SPP: Entergy Texas application to join MISO ‘premature’

The Southwest Power Pool (SPP) said Entergy Texas’s (ETI) application to join the Midwest ISO (MISO) is premature, should be found “not in the public interest,” and should be expressly denied before it is approved by operation of law on Oct. 28 (PUC Docket No. 40346; SOAH Docket No. 473-12-6206).

In an Aug. 31 brief on the matter filed concurrently with the Public Utility Commission of Texas (PUCT) and the State Office of Administrative Hearings (SOAH), SPP said “the ‘facts’ upon which the [original] application and the amended stipulation and settlement agreement [are based] are too indefinite and speculative” for the PUCT to approve either document.

The amended non-unanimous stipulation (NUS), which was the result of negotiations between ETI and other parties to the proceeding, “adds to the uncertainty and speculation contained in ETI’s original application,” SPP said.

SPP was not a party to the negotiations that resulted in the amended NUS.

In its brief, SPP asked that the PUCT explicitly deny ETI’s original application, which was filed on April 30.

By law, the commission has 180 days to act on the application or it is deemed approved by operation of law on the 181st day. “Therefore, unless the commission issues a final order denying ETI’s application by Oct. 27, the original application is approved effective Oct. 28,” SPP said in its filing. 

SPP calls the provisions contained in the amended NUS “speculative.”

“In place of such well-developed facts, the amended NUS asks the commission to substitute ‘conditions,’ with the hope that the commission can re-examine its decision in the future if the actual facts do not match the speculations upon which the application and the amended NUS are based,” SPP said in its brief.

However, the grid operator asserted that the state Public Utility Regulatory Act (PURA) does not grant the commission general authority to re-examine past decisions.

“While PURA has been amended since 1990, it has not been changed to grant the commission a general authority to re-examine its past adjudicative determinations,” SPP said. That means the PUCT would not be able to re-examine its decision at a later date on its own initiative if circumstances do not develop as anticipated in the amended NUS.

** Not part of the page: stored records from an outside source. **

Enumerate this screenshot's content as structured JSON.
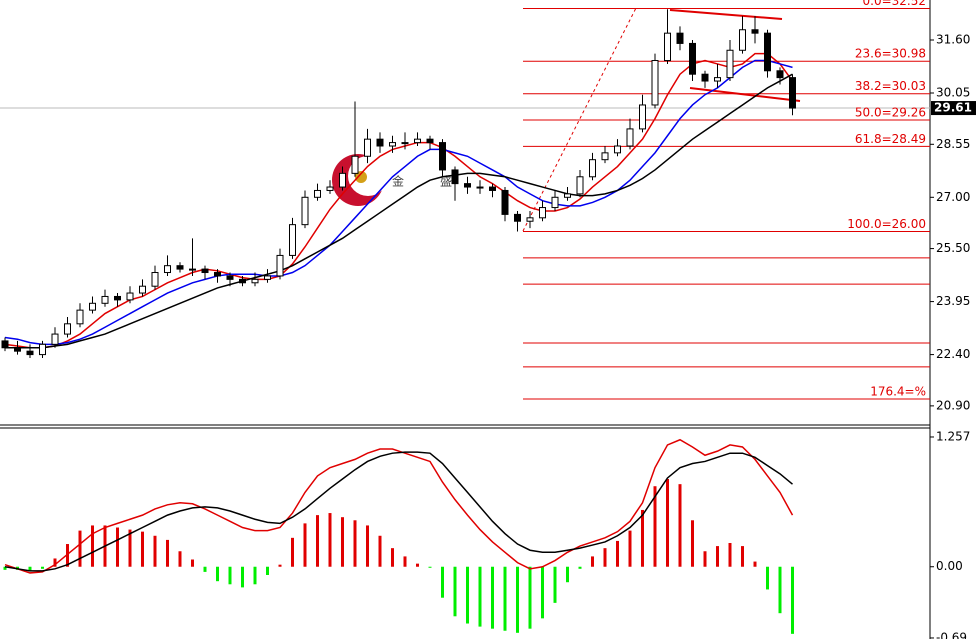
{
  "chart_data": [
    {
      "type": "candlestick",
      "open": [
        22.8,
        22.6,
        22.5,
        22.4,
        22.7,
        23.0,
        23.3,
        23.7,
        23.9,
        24.1,
        24.0,
        24.2,
        24.4,
        24.8,
        25.0,
        24.9,
        24.9,
        24.8,
        24.7,
        24.6,
        24.5,
        24.6,
        24.7,
        25.3,
        26.2,
        27.0,
        27.2,
        27.3,
        27.7,
        28.2,
        28.7,
        28.5,
        28.6,
        28.6,
        28.7,
        28.6,
        27.8,
        27.4,
        27.3,
        27.3,
        27.2,
        26.5,
        26.3,
        26.4,
        26.7,
        27.0,
        27.1,
        27.6,
        28.1,
        28.3,
        28.5,
        29.0,
        29.7,
        31.0,
        31.8,
        31.5,
        30.6,
        30.4,
        30.5,
        31.3,
        31.9,
        31.8,
        30.7,
        30.5
      ],
      "high": [
        22.9,
        22.8,
        22.7,
        22.8,
        23.2,
        23.5,
        23.9,
        24.1,
        24.3,
        24.2,
        24.4,
        24.6,
        25.0,
        25.3,
        25.1,
        25.8,
        25.0,
        24.9,
        24.8,
        24.7,
        24.8,
        24.9,
        25.5,
        26.4,
        27.2,
        27.4,
        27.5,
        27.9,
        29.8,
        29.0,
        28.9,
        28.8,
        28.9,
        28.9,
        28.8,
        28.7,
        27.9,
        27.6,
        27.5,
        27.4,
        27.3,
        26.6,
        26.6,
        26.9,
        27.2,
        27.3,
        27.8,
        28.3,
        28.5,
        28.7,
        29.3,
        30.0,
        31.2,
        32.5,
        32.0,
        31.6,
        30.7,
        30.9,
        31.6,
        32.3,
        32.3,
        31.9,
        30.8,
        30.6
      ],
      "low": [
        22.5,
        22.4,
        22.3,
        22.3,
        22.6,
        22.9,
        23.2,
        23.6,
        23.8,
        23.8,
        23.9,
        24.1,
        24.3,
        24.7,
        24.8,
        24.7,
        24.6,
        24.5,
        24.4,
        24.4,
        24.4,
        24.5,
        24.6,
        25.2,
        26.1,
        26.9,
        27.1,
        27.2,
        27.6,
        28.0,
        28.3,
        28.3,
        28.4,
        28.5,
        28.4,
        27.6,
        26.9,
        27.1,
        27.1,
        27.0,
        26.3,
        26.0,
        26.1,
        26.3,
        26.6,
        26.9,
        27.0,
        27.5,
        28.0,
        28.2,
        28.4,
        28.9,
        29.6,
        30.9,
        31.3,
        30.4,
        30.2,
        30.2,
        30.4,
        31.2,
        31.5,
        30.5,
        30.3,
        29.4
      ],
      "close": [
        22.6,
        22.5,
        22.4,
        22.7,
        23.0,
        23.3,
        23.7,
        23.9,
        24.1,
        24.0,
        24.2,
        24.4,
        24.8,
        25.0,
        24.9,
        24.9,
        24.8,
        24.7,
        24.6,
        24.5,
        24.6,
        24.7,
        25.3,
        26.2,
        27.0,
        27.2,
        27.3,
        27.7,
        28.2,
        28.7,
        28.5,
        28.6,
        28.6,
        28.7,
        28.6,
        27.8,
        27.4,
        27.3,
        27.3,
        27.2,
        26.5,
        26.3,
        26.4,
        26.7,
        27.0,
        27.1,
        27.6,
        28.1,
        28.3,
        28.5,
        29.0,
        29.7,
        31.0,
        31.8,
        31.5,
        30.6,
        30.4,
        30.5,
        31.3,
        31.9,
        31.8,
        30.7,
        30.5,
        29.61
      ],
      "lines": [
        {
          "color": "#e00000",
          "values": [
            22.7,
            22.65,
            22.6,
            22.6,
            22.65,
            22.8,
            23.0,
            23.3,
            23.6,
            23.8,
            24.0,
            24.1,
            24.3,
            24.5,
            24.65,
            24.8,
            24.9,
            24.85,
            24.75,
            24.65,
            24.6,
            24.6,
            24.7,
            25.05,
            25.55,
            26.1,
            26.65,
            27.1,
            27.5,
            27.9,
            28.2,
            28.4,
            28.5,
            28.6,
            28.6,
            28.45,
            28.2,
            27.9,
            27.6,
            27.4,
            27.15,
            26.9,
            26.7,
            26.6,
            26.6,
            26.7,
            26.95,
            27.3,
            27.6,
            27.9,
            28.3,
            28.7,
            29.3,
            30.0,
            30.6,
            30.9,
            31.0,
            30.9,
            30.8,
            30.9,
            31.2,
            31.2,
            30.9,
            30.4
          ]
        },
        {
          "color": "#0000ee",
          "values": [
            22.9,
            22.85,
            22.75,
            22.7,
            22.7,
            22.75,
            22.85,
            23.0,
            23.2,
            23.4,
            23.6,
            23.8,
            24.0,
            24.2,
            24.35,
            24.5,
            24.6,
            24.7,
            24.75,
            24.75,
            24.75,
            24.7,
            24.7,
            24.8,
            25.0,
            25.3,
            25.6,
            26.0,
            26.4,
            26.8,
            27.2,
            27.6,
            27.9,
            28.2,
            28.4,
            28.4,
            28.3,
            28.2,
            28.0,
            27.8,
            27.6,
            27.3,
            27.1,
            26.9,
            26.8,
            26.75,
            26.75,
            26.85,
            27.0,
            27.2,
            27.5,
            27.9,
            28.3,
            28.8,
            29.3,
            29.7,
            30.0,
            30.2,
            30.5,
            30.8,
            31.0,
            31.0,
            30.9,
            30.8
          ]
        },
        {
          "color": "#000000",
          "values": [
            22.6,
            22.6,
            22.6,
            22.6,
            22.65,
            22.7,
            22.8,
            22.9,
            23.0,
            23.15,
            23.3,
            23.45,
            23.6,
            23.75,
            23.9,
            24.05,
            24.2,
            24.35,
            24.45,
            24.55,
            24.65,
            24.75,
            24.85,
            25.0,
            25.2,
            25.4,
            25.6,
            25.8,
            26.05,
            26.3,
            26.55,
            26.8,
            27.05,
            27.3,
            27.5,
            27.6,
            27.65,
            27.7,
            27.7,
            27.65,
            27.6,
            27.5,
            27.4,
            27.3,
            27.2,
            27.1,
            27.05,
            27.05,
            27.1,
            27.2,
            27.35,
            27.55,
            27.8,
            28.1,
            28.4,
            28.7,
            28.95,
            29.2,
            29.45,
            29.7,
            29.95,
            30.2,
            30.4,
            30.6
          ]
        }
      ],
      "ylim": [
        20.37,
        32.77
      ],
      "yticks": [
        {
          "value": 31.6,
          "label": "31.60"
        },
        30.05,
        28.55,
        {
          "value": 27.0,
          "label": "27.00"
        },
        {
          "value": 25.5,
          "label": "25.50"
        },
        23.95,
        {
          "value": 22.4,
          "label": "22.40"
        },
        {
          "value": 20.9,
          "label": "20.90"
        }
      ],
      "fib_color": "#e00000",
      "fib_levels": [
        {
          "value": 32.52,
          "label": "0.0=32.52"
        },
        {
          "value": 30.98,
          "label": "23.6=30.98"
        },
        {
          "value": 30.03,
          "label": "38.2=30.03"
        },
        {
          "value": 29.26,
          "label": "50.0=29.26"
        },
        {
          "value": 28.49,
          "label": "61.8=28.49"
        },
        {
          "value": 26.0,
          "label": "100.0=26.00"
        },
        {
          "value": 25.23,
          "label": null
        },
        {
          "value": 24.46,
          "label": null
        },
        {
          "value": 22.74,
          "label": null
        },
        {
          "value": 22.04,
          "label": null
        },
        {
          "value": 21.1,
          "label": "176.4=%"
        }
      ],
      "last_price": 29.61,
      "watermark": [
        "金",
        "盛"
      ]
    },
    {
      "type": "macd",
      "histogram": [
        -0.03,
        -0.03,
        -0.04,
        -0.02,
        0.08,
        0.22,
        0.35,
        0.4,
        0.4,
        0.38,
        0.36,
        0.34,
        0.3,
        0.26,
        0.15,
        0.07,
        -0.05,
        -0.14,
        -0.17,
        -0.2,
        -0.17,
        -0.08,
        0.02,
        0.28,
        0.42,
        0.5,
        0.52,
        0.48,
        0.45,
        0.4,
        0.3,
        0.18,
        0.1,
        0.03,
        -0.01,
        -0.3,
        -0.48,
        -0.55,
        -0.58,
        -0.6,
        -0.62,
        -0.64,
        -0.6,
        -0.5,
        -0.35,
        -0.15,
        -0.02,
        0.1,
        0.18,
        0.25,
        0.35,
        0.55,
        0.78,
        0.85,
        0.8,
        0.45,
        0.15,
        0.2,
        0.23,
        0.2,
        0.05,
        -0.22,
        -0.45,
        -0.65
      ],
      "pos_color": "#e00000",
      "neg_color": "#00ee00",
      "lines": [
        {
          "color": "#e00000",
          "values": [
            0.02,
            -0.02,
            -0.06,
            -0.05,
            0.02,
            0.12,
            0.22,
            0.32,
            0.38,
            0.42,
            0.46,
            0.5,
            0.56,
            0.6,
            0.62,
            0.61,
            0.56,
            0.5,
            0.44,
            0.38,
            0.35,
            0.35,
            0.38,
            0.52,
            0.72,
            0.88,
            0.96,
            1.0,
            1.04,
            1.1,
            1.14,
            1.14,
            1.1,
            1.06,
            1.02,
            0.82,
            0.65,
            0.5,
            0.36,
            0.24,
            0.14,
            0.04,
            -0.02,
            0.0,
            0.06,
            0.14,
            0.2,
            0.24,
            0.28,
            0.34,
            0.44,
            0.62,
            0.96,
            1.18,
            1.23,
            1.16,
            1.08,
            1.12,
            1.18,
            1.16,
            1.04,
            0.88,
            0.72,
            0.5
          ]
        },
        {
          "color": "#000000",
          "values": [
            0.0,
            -0.02,
            -0.04,
            -0.04,
            -0.02,
            0.02,
            0.08,
            0.14,
            0.2,
            0.26,
            0.32,
            0.38,
            0.44,
            0.5,
            0.54,
            0.57,
            0.58,
            0.57,
            0.54,
            0.5,
            0.46,
            0.43,
            0.42,
            0.48,
            0.56,
            0.66,
            0.76,
            0.85,
            0.94,
            1.02,
            1.07,
            1.1,
            1.11,
            1.11,
            1.1,
            1.0,
            0.86,
            0.72,
            0.58,
            0.44,
            0.32,
            0.22,
            0.16,
            0.14,
            0.14,
            0.16,
            0.18,
            0.21,
            0.24,
            0.3,
            0.38,
            0.5,
            0.68,
            0.86,
            0.96,
            1.0,
            1.02,
            1.06,
            1.1,
            1.1,
            1.06,
            0.98,
            0.9,
            0.8
          ]
        }
      ],
      "ylim": [
        -0.7,
        1.344
      ],
      "yticks": [
        1.257,
        {
          "value": 0,
          "label": "0.00"
        },
        -0.69
      ]
    }
  ]
}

Because approving either the application or the amended NUS would be problematic, SPP says the PUCT “should find that approval of ETI’s application and the amended NUS are not in the public interest and reaffirm its prior decision in Docket No. 28818 (July 9, 2004) that ETI ‘should consider joining the Southwest Power Pool RTO,’” SPP said.

In its filing, SPP discussed 12 points related to the amended NUS and preliminary order issues.

SPP concluded the transfer would not be in the public interest as the analyses presented by ETI have overstated the benefits of joining MISO and overstated the costs of joining SPP. Accordingly, the grid operator said, SPP is the better alternative.

SPP asserted that ETI did not study the transmission constraints associated with a single point of connection between the ETI and MISO systems, overstated the value of MISO’s Day 2 market, and did not consider negative impacts the move would have on other Texas customers.

SPP further said the ruling by the Arkansas Public Service Commission, that EAI’s joining MISO was not in the public interest, changes the analysis about costs and benefits of joining the midwest grid operator.

“ETI’s testimony only addresses the reliability, availability, and cost of service impacts based upon all Entergy OpCos moving to MISO,” SPP said in its brief.

SPP also said the proposed changes to the structure of the Organization of MISO states, the RTO’s regional-state committee, would not give Texas retail regulators authority.

“Under the current facts, ETI joining MISO is not in the public interest. There are too many uncertainties at this time and the Commission cannot issue a conditional order based on such unspecified terms,” SPP concludes.